A miało być tak pięknie.... (więźba dachowa)
Jak już wcześniej pisałem rozpoczęcie prac nad więźbą dachową miało rozpocząć się między 13 a 14 tygodniem roku a zakończenie nie później niż na koniec 19 tygodnia.
W związku z tym zadałem sobie kilka pytań.
Dlaczego jest tak długi odstęp od zakończenia montażu ścian do podjęcia prac nad dachem?
Dlaczego firma ma aż 7 tygodni na wykonanie więźby dachowej z pokryciem i obróbkami?
Te pytania skierowałem do właścicielki firmy Eurodomy.
Na jej reakcję nie trzeba było długo czekać.
Właścicielka firmy Eurodomy wytłumaczyła mi telefonicznie, iż nie mogli przewidzieć, kiedy będą mogli wejść na montaż ścian poddasza. Montaż ścian poddasza był uzależniony od temperatury. W związku z powyższym ustalili z wykonawcą taki bezpieczny termin rozpoczęcia prac. Ok.
Jest to logiczne. Ale czemu nie było możliwości przesunięcia rozpoczęcia montażu dachu?
Natomiast w kwestii czasu potrzebnego na wykonanie dachu otrzymałem następujące informację, iż musiano dać sobie tak długi czas gdyż jest to spory dach.
Ok.
To też było logiczne w końcu to Oni znają się na budowie i to Oni wiedzieć ile potrzeba czasu na wykonanie dachy.
W związku z otrzymanymi informacjami stwierdziłem, iż prace rozpoczną się faktycznie pomiędzy 13 a 14 tygodniem.

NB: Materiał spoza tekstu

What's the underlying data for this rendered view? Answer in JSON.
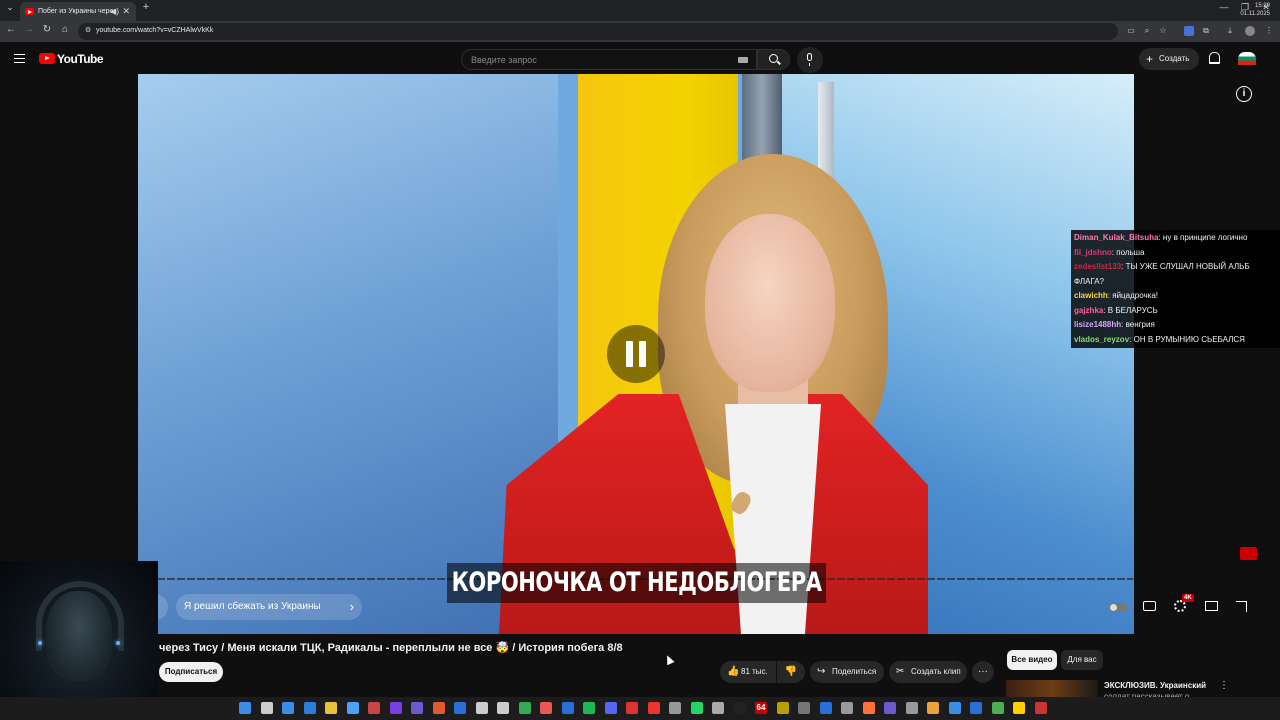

Ale po raz kolejny się myliłem.
I nic nie dały zapewnienia Pana Tomka, który twierdził, iż prace przy dachu rozpoczną się w środę 4 kwietnia i do świąt będzie częściowo wykonana więźbę dachową.
Prace faktycznie rozpoczęły się 4 kwietnia, ale ograniczyły się do przywiezienia części materiału do wykonania więźby dachowej….
O tym fakcie dowiedziałem się wczoraj, gdy wybrałem się na działkę, aby zobaczyć postęp prać.
Szlak mnie trafił jak zobaczyłem, iż nic nie jest zrobione.
Nie omieszkałem zadzwonić do Pana Tomka i dosadnie powiedzieć mu, co na ten temat sądzę....
Z mojego punktu widzenia ktoś, kto podpisywał umowę z podwykonawca dał mu za długi termin na wykonanie dachy.
Jak można to inaczej nazwać skoro daje się firmie tak dużo czasu, iż mogą sobie rozpocząć prace, kiedy chcą a i tak na pewno dotrzymają terminu.
Takie pomyłki mógłbym popełniać ja a nie firma, która zajmuje się budową od lat.
Mam nadzieję, że jakoś zatrą to złe wrażenie, bo naprawdę obecnie zastanawiam się czy faktycznie dobrze zrobiłem, że wybrałem firmę Eurodomy na wykonawcę naszego domu.